The State Water Resources Control Board (SWRCB) adopted EPA's Action Level for Lead (Pb), which is 15 μg/L.LCR requires at least 90% of Pb tap samples collected from participants' taps not to exceed the Action Level.The LCR is a Treatment Technique regulation. Monitoring results are used by the SWRCB to determine if additional studies are needed to improve corrosion control treatment. The summary report of this monitoring can be found here. In addition you can see results of Lead Samples collected in 2009, 2012 and 2015 from the San Francisco Water System here.
How will I know if Lead is in my drinking water?
If the levels of lead exceed the Action Level, the system must notify the public via newspapers, radio, TV and other means. Customers will be informed of what they can do at home to lower their exposure to lead. Additional actions, such as providing alternative drinking water supplies, may be required to prevent serious risks to public health.
Have your water tested for lead
We removed all known lead service lines in the 1980s and have been replacing brass meters with lead-free meters since 2002. However, some homes in San Francisco may have increased levels of lead in their tap water caused by deterioration of household plumbing materials that contain lead. Infants and young children are typically at the greatest health risk. If you are concerned about elevated lead levels in your water, flush your tap for 30 seconds to 2 minutes before using the water, whenever the tap has not been used for several hours or have it tested.
Please complete the Lead Analysis Application and send it along with payment to:
What are the health effects?
SFPUC Water Quality Division
Environmental Services Section
Attn: Lead Program Coordinator
1657 Rollins Road
Burlingame, CA 94010
Short- and Long-term effects: Lead can cause a variety of adverse health effects when people are exposed to it at levels above the MCL for relatively short periods of time. These effects may include interference with red blood cell chemistry, delays in normal physical and mental development in babies and young children, slight deficits in the attention span, hearing, and learning abilities of children, and slight increases in the blood pressure of some adults.
Long-term effects: Lead has the potential to cause the following effects from a lifetime exposure at levels above the MCL: stroke and kidney disease; cancer.
How much Lead is produced and released to the environment?
Lead may occur in drinking water either by contamination of the source water used by the water system, or by corrosion of lead plumbing or fixtures.
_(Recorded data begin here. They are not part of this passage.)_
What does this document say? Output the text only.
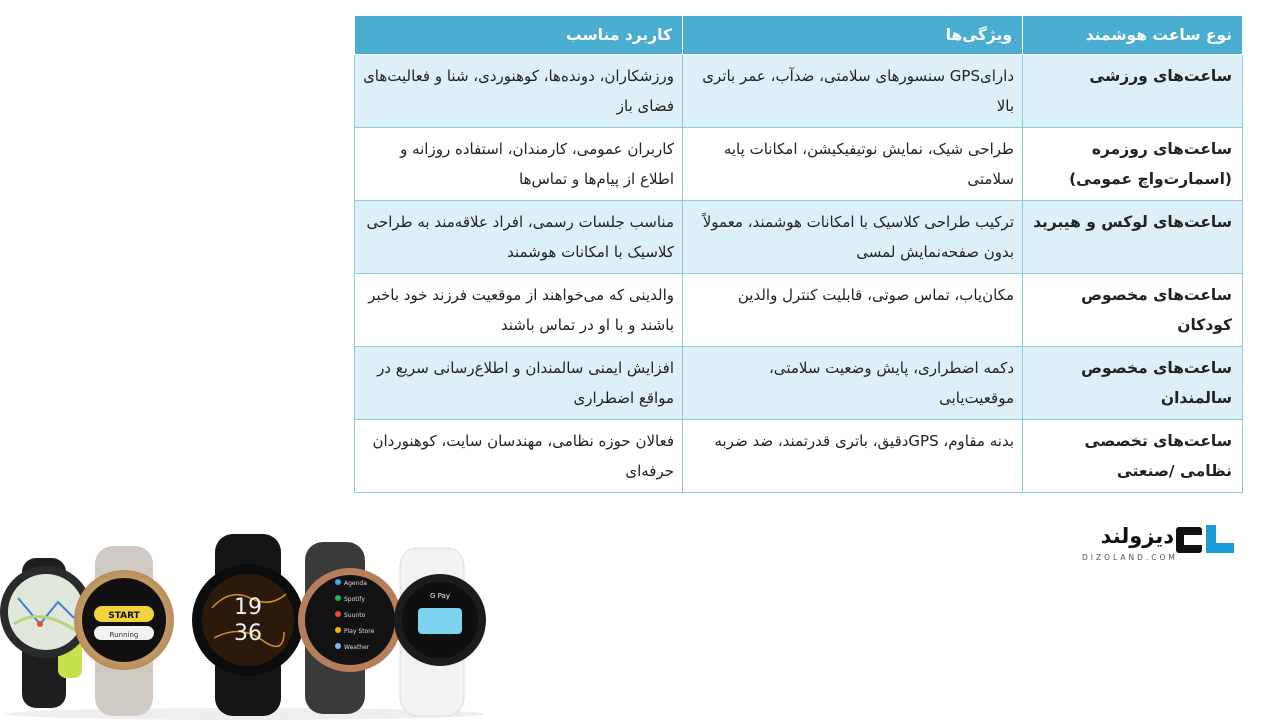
نوع ساعت هوشمند	ویژگی‌ها	کاربرد مناسب
ساعت‌های ورزشی	دارایGPS سنسورهای سلامتی، ضدآب، عمر باتری بالا	ورزشکاران، دونده‌ها، کوهنوردی، شنا و فعالیت‌های فضای باز
ساعت‌های روزمره (اسمارت‌واچ عمومی)	طراحی شیک، نمایش نوتیفیکیشن، امکانات پایه سلامتی	کاربران عمومی، کارمندان، استفاده روزانه و اطلاع از پیام‌ها و تماس‌ها
ساعت‌های لوکس و هیبرید	ترکیب طراحی کلاسیک با امکانات هوشمند، معمولاً بدون صفحه‌نمایش لمسی	مناسب جلسات رسمی، افراد علاقه‌مند به طراحی کلاسیک با امکانات هوشمند
ساعت‌های مخصوص کودکان	مکان‌یاب، تماس صوتی، قابلیت کنترل والدین	والدینی که می‌خواهند از موقعیت فرزند خود باخبر باشند و با او در تماس باشند
ساعت‌های مخصوص سالمندان	دکمه اضطراری، پایش وضعیت سلامتی، موقعیت‌یابی	افزایش ایمنی سالمندان و اطلاع‌رسانی سریع در مواقع اضطراری
ساعت‌های تخصصی نظامی /صنعتی	بدنه مقاوم، GPSدقیق، باتری قدرتمند، ضد ضربه	فعالان حوزه نظامی، مهندسان سایت، کوهنوردان حرفه‌ای
دیزولند
DIZOLAND.COM
START
Running
19
36
Agenda
Spotify
Suunto
Play Store
Weather
G Pay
Corrosion of plumbing is by far the greatest cause for concern. All water is corrosive to metal plumbing materials to some degree. Grounding of household electrical systems to plumbing may also exacerbate corrosion. Over time, lead-containing plumbing materials will usually develop a scale that minimizes further corrosion of the pipe.
What happens to Lead when it is released to the environment?
When released to land, lead binds to soils and does not migrate to ground water. In water, it binds to sediments. It does not accumulate in fish, but does in some shellfish, such as mussels.
Learn more about your drinking water!
The EPA strongly encourages people to learn more about their drinking water, and to support local efforts to protect and upgrade the supply of safe drinking water. Your water bill or telephone books government listings are a good starting point. Your local water supplier can give you a list of the chemicals they test for in your water, as well as how your water is treated.